Przypomnijmy, że nie takie były jednak oryginalne plany. Formacja ogłaszała parę miesięcy temu, że na przełomie września i października będą uruchamiane pierwsze kilometry tej bariery. Na listopad planowana jest kalibracja wszystkich odcinków i Centrum Nadzoru w Białymstoku, do którego będą trafiać sygnały z urządzeń ustawionych na granicy. W międzyczasie trwać będą szkolenia obsługujących je funkcjonariuszy. Pełne działanie bariery elektronicznej spodziewane jest około listopada i grudnia.
Pierwszy odcinek bariery liczy 21 kilometrów. Jak informował podczas spotkania z mediami komendant główny Straży Granicznej gen. dyw. SG Tomasz Praga, do jego zabezpieczenia wykorzystano 42 kilometry kabli detekcyjnych, 241 kamer dzienno-nocnych i 67 kamer termowizyjnych. "Te wszystkie kamery zostały umieszczone na 277 słupach. To świadczy i pokazuje ogrom tej inwestycji" - podkreślił. "Jednak najnowocześniejszy sprzęt, infrastruktura nie zastąpią nam człowieka. One go będą wspierać, wspomagać, ale go nie zastąpią" - dodał generał Tomasz Praga.
Komendant Praga poinformował również, że instalacja perymetryczna powstanie także na rzekach Bug i Świsłocz - "są takie plany i środki na ten cel". "Przypomnę tylko, że niektóre cieki wodne i mniejsze rzeki będą zabezpieczone tym systemem elektronicznym", którego odcinek w piątek jest otwierany - dodał. Obecnie na Bugu nadal zabezpieczeniem są zwoje cocnertiny.

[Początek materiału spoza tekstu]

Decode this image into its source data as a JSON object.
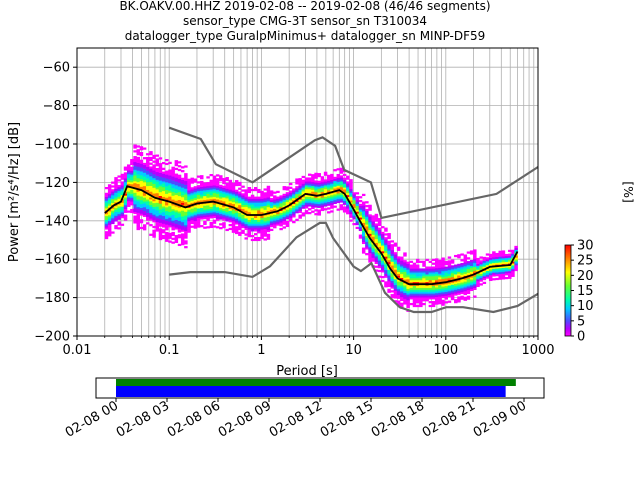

Zaznaczył, że wybudowana fizyczna bariera na granicy z Białorusią w woj. podlaskim ma 187 km, a całe zabezpieczenie perymetryczne - 11 odcinków - będzie miało więcej, 206 km.
Czytaj też
Minister podkreślił, że wierzy w to, iż przyjdą takie czasy, że będzie to granica przyjaźni z bratnim narodem białoruskim. "Dziś jest to granica, która oddziela nas od ponurej dyktatury całkowicie uzależnionej od Moskwy"
W grudniu powinna zacząć się budowa zabezpieczenia perymetrycznego dna granicy z Federacją Rosyjską w woj. warmińsko-mazurskim. "Wczoraj zastała wyłoniona firma z Wielkopolski, która jeszcze w tym roku przystąpi do budowy zapory elektronicznej na granicy polsko-rosyjskiej, na granicy z okręgiem kaliningradzkim. W drugiej połowie przyszłego roku wszystkie te nowoczesne rozwiązania będą już dostępne dla Straży Granicznej na granicy polsko-rosyjskiej" - powiedział szef resortu. Chodzi dokładnie o Telbud z Poznania. Za 350 milionów złotych powstanie zapora na 200 kilometrach granicy. Wyjaśnił, że jeśli chodzi o zaporę na granicy z obwodem kaliningradzkim to będzie tam zamontowanych 3 tys. kamer dziennych, nocnych, noktowizyjnych, termowizyjnych oraz będą tam detektory ruchu. "Wszystkie te rozwiązania umożliwią szybką identyfikację zagrożeń na granicy i bardzo szybką, skuteczną reakcję naszych służb" - podkreślił Kamiński.